What I actually learned

The 9,808-byte binary is fun. The 22 KB container is fun. They’re also a bit of a lie about how much code is involved in talking to the modern internet.

The Go binary’s 7.7 MB contains, statically linked, a TLS 1.3 implementation, an HTTP/2 stack with chunked decoding, an ASN.1 parser, the Mozilla CA bundle, and a cryptographically secure RNG. The Rust binary’s 1.4 MB contains the same things via a different implementation. The asm binary’s 9,808 bytes contains none of them; the bytes that should contain them are sitting next to it on disk as 14 MB of socat.

The point isn’t that one of these is “better”. The point is that when we say “self-contained binary”, we mean “self-contained except for the parts so universally needed that we’ve stopped noticing them”.

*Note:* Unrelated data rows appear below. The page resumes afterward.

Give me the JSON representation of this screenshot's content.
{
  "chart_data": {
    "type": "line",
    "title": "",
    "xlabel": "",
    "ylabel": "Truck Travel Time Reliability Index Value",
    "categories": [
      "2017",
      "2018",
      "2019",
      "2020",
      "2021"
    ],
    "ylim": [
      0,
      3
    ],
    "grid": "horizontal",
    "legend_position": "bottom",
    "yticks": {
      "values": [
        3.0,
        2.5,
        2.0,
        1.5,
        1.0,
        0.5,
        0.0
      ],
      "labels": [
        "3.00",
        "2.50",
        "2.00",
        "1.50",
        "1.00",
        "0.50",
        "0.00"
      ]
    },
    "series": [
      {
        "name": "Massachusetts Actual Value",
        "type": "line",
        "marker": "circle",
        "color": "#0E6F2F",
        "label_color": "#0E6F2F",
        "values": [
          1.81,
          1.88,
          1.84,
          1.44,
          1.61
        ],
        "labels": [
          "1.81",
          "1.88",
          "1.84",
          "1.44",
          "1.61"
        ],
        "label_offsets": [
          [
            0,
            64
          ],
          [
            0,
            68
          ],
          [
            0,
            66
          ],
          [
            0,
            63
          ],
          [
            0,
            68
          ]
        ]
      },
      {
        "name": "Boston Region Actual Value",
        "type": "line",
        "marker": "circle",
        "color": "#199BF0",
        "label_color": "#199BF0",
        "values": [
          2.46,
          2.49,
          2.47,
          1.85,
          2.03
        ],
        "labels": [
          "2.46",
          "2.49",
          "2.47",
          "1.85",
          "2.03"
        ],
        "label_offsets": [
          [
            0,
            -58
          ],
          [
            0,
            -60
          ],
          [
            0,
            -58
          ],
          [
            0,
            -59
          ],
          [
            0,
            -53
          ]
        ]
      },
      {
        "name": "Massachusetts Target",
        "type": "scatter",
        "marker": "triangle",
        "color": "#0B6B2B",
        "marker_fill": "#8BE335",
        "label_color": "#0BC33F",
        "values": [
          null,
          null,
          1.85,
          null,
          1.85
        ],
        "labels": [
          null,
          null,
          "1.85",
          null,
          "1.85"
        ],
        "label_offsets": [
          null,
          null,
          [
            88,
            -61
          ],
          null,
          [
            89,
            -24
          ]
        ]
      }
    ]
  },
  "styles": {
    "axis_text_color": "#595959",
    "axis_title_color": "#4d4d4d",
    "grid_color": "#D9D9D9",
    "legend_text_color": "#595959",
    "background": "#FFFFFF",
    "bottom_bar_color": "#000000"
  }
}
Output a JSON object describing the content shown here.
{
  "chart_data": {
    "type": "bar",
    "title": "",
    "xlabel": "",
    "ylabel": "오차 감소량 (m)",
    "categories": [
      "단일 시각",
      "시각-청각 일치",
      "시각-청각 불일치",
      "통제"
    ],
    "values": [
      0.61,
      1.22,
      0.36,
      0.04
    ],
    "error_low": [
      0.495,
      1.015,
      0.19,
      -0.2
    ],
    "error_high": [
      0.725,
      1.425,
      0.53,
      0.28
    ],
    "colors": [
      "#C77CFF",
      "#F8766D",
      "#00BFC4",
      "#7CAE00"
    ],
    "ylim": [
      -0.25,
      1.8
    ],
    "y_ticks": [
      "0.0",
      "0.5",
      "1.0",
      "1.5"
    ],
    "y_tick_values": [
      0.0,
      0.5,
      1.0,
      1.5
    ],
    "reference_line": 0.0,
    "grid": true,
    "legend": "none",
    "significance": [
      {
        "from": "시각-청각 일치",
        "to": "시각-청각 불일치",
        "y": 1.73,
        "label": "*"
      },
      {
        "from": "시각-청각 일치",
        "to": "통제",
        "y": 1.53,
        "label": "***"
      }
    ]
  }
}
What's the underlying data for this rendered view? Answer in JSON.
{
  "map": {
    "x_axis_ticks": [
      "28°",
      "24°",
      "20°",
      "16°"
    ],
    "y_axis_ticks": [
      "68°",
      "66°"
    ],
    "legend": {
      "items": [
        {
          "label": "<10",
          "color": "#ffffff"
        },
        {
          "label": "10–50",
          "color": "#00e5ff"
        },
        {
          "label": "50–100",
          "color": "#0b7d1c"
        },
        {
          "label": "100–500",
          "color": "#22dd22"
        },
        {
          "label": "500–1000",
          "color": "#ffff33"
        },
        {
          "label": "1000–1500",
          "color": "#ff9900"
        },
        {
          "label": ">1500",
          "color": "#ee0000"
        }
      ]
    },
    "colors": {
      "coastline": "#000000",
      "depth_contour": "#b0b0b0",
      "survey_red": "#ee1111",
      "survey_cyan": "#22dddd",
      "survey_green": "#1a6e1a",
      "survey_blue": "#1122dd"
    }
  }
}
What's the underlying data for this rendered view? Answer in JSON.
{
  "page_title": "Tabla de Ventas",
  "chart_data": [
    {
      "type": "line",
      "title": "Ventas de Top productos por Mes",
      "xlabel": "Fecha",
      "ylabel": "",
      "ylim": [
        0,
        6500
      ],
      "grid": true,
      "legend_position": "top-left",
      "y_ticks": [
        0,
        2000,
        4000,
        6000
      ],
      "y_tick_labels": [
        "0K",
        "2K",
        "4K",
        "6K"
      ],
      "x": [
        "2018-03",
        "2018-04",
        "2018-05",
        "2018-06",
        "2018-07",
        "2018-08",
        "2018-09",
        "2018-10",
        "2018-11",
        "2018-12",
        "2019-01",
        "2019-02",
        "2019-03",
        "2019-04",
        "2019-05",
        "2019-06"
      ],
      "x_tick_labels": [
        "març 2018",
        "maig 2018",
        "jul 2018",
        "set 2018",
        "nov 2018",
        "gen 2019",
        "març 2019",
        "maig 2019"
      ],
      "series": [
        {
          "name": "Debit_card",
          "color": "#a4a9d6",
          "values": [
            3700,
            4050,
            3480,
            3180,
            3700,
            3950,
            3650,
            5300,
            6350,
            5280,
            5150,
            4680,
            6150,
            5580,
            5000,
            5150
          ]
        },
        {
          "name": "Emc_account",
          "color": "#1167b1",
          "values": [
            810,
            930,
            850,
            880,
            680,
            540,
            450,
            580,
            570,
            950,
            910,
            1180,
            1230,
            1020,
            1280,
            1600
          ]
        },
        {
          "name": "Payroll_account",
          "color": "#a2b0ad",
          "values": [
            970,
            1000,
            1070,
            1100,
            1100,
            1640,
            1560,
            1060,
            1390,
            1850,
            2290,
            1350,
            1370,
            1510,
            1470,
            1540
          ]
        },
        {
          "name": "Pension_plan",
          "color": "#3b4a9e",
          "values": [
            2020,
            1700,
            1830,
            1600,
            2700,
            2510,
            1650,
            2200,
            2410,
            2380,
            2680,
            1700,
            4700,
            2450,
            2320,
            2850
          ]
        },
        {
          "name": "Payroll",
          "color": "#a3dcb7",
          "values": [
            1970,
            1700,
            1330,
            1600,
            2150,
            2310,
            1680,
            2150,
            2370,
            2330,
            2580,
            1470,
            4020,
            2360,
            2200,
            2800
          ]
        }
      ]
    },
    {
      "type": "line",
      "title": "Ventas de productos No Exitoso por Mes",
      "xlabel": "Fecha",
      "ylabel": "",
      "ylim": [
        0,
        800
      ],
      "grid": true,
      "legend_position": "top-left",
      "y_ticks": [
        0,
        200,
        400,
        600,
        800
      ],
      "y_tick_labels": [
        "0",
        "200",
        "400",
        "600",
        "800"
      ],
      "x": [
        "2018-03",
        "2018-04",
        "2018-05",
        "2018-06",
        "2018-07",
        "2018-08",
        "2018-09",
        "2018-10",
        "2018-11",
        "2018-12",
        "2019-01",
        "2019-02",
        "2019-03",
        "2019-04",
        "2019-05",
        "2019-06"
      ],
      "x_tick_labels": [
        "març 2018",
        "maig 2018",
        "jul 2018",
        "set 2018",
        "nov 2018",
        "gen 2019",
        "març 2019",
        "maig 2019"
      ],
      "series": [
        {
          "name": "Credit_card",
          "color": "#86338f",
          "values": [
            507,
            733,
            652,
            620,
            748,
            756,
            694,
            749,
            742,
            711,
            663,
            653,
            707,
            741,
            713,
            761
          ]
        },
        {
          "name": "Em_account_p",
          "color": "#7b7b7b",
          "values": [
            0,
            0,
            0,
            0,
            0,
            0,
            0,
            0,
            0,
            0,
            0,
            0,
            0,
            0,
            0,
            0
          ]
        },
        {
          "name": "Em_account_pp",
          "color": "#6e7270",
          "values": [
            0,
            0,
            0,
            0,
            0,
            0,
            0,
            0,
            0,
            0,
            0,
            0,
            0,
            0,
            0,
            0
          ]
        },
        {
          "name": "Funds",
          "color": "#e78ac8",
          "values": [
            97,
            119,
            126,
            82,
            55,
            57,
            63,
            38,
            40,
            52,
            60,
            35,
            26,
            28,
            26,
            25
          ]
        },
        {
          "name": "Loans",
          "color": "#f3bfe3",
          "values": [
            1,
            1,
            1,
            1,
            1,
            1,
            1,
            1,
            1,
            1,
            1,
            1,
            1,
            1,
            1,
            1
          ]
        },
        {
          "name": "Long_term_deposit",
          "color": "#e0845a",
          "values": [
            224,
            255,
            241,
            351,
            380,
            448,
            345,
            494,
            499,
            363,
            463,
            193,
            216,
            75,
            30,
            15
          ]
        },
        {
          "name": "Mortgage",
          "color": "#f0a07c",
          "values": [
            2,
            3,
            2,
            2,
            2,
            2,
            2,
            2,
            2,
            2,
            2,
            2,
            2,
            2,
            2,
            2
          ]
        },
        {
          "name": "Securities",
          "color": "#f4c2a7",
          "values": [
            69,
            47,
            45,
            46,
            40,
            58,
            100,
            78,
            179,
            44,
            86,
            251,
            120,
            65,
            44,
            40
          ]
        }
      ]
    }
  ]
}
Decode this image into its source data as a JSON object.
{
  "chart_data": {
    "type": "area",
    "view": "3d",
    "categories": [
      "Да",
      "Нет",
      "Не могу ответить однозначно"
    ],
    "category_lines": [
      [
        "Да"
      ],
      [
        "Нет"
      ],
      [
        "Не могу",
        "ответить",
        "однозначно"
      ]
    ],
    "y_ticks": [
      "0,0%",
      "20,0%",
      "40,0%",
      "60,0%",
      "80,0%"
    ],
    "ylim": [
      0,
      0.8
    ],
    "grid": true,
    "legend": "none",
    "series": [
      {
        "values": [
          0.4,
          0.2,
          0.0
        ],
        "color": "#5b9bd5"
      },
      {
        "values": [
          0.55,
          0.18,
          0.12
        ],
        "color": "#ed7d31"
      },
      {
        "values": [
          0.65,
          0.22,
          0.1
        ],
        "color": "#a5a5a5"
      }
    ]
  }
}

The other thing I learned is that an LLM can write a thousand lines of NASM that mostly works, and the bugs are in the same places they would be if I wrote them. The “Claude wrote x86-64 assembly” headline is the surprising bit; the un-surprising bit is that the debugging session looked exactly like one with a junior engineer who’s confident with the instruction set and shaky on the protocols. We have, more or less, just acquired another colleague.

The interesting question for the next decade is not whether they can write the assembly. They can. It’s what we do with the time we used to spend writing it.

The asm version is at github.com/tomoconnor/teeny-tiny-weather-reporter-asm. The Go and Rust versions will be released eventually. The asm one is the interesting one though.